Primer encuentro de la segunda vuelta de la liga junior masculino.

Disputado el sábado a las 12 de la mañana, contra nuestro inmediato perseguidor en la clasificación, que sólo había perdido contra nosotros y el líder del grupo, costa Artabra. Para el encuentro el Santo contaba con las bajas de Jaguer, Javi Casal, Jose de Vierna y Nacho, lo que nos obligó a tirar de un cadete, Antón.

El Santo mostró una mala puesta en escena, parecida a la mostrada el pasado fin de semana. Los colegiales, viento a favor tras encadenar varias victorias en canchas difíciles, traían aprendida la lección y contaban con jugadores recuperados con respecto a la ida. Así las cosas, el santo se estrellaba contra la defensa visitante, concediendo rápidas contras que acababan en canasta y viviendo a base de individualidades. El ataque colegial encontraba fisuras en una defensa local insolidaria, perezosa e indolente.  Con esta decoración el Santo se iría al fin de un ignominioso primer cuarto 4 abajo , 20-24

Estaban por llegar los peores momentos del Santo que en el segundo cuarto aún tiraría más por la borda el partido, con ataques de poco más de 4 segundos, individualidades y regalos en defensa que permitían a los visitantes, centrados en su trabajo, escaparse a una máxima diferencia de 9 puntos, 20-29 en el minuto 3 del segundo cuarto.  No obstante, el cansancio en los visitantes también hacía mella y el Santo, más por desmerecimiento visitante que mérito propio, conseguía llevarse el cuarto por un punto, 17-16.

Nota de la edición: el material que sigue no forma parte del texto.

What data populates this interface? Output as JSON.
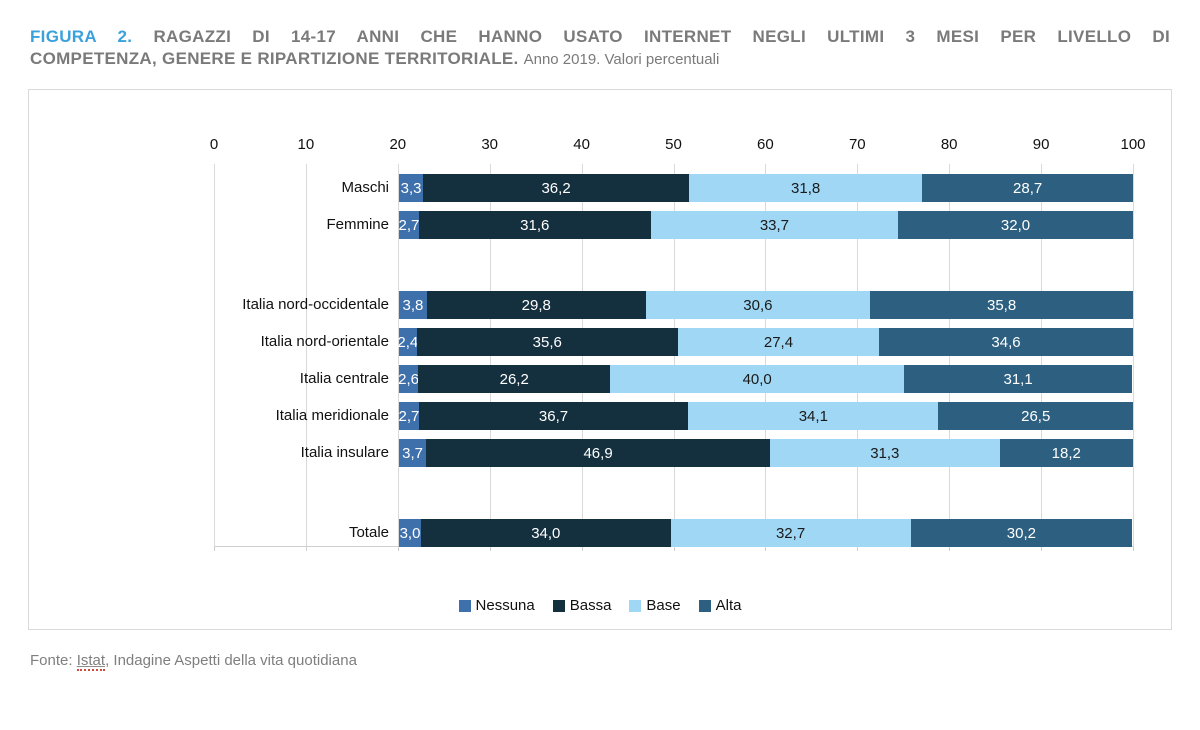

La vuelta de vestuarios traería un partido más trabado y bronco, facilitado por la designación de un sólo arbitro para la contienda. No obstante, ambas escuadras mostraron una deportividad exquisita en los momentos más duros del encuentro, que hizo que los nervios no se apoderasen del juego. El santo apretaría más en defensa y con algo de acierto de perímetro y unos minutos de inspiración ofensiva de Marcos y Pablo Sanjurjo abría una pequeña brecha en el marcador (+5, minuto 27 de partido), que mantendría hasta el inicio del corte definitivo, que empezaba con 53-49 en el electrónico.

Un pequeño break que fue la puntilla que acabaría por vencer la férrea resistencia colegial, que se quedaría en en su menor anotación en un cuarto de todo el partido (8 puntos) mientras el Santo abría brecha para hacerse con el partido. Finalmente, el 19-8 de parcial de este cuarto dejaría la máxima diferencia del partido para los nuestros, que se hacían así con un deslucido encuentro donde lo mejor fue el resultado. El Santo no volverá a jugar hasta el 14-15, precisamente contra el líder de la competición.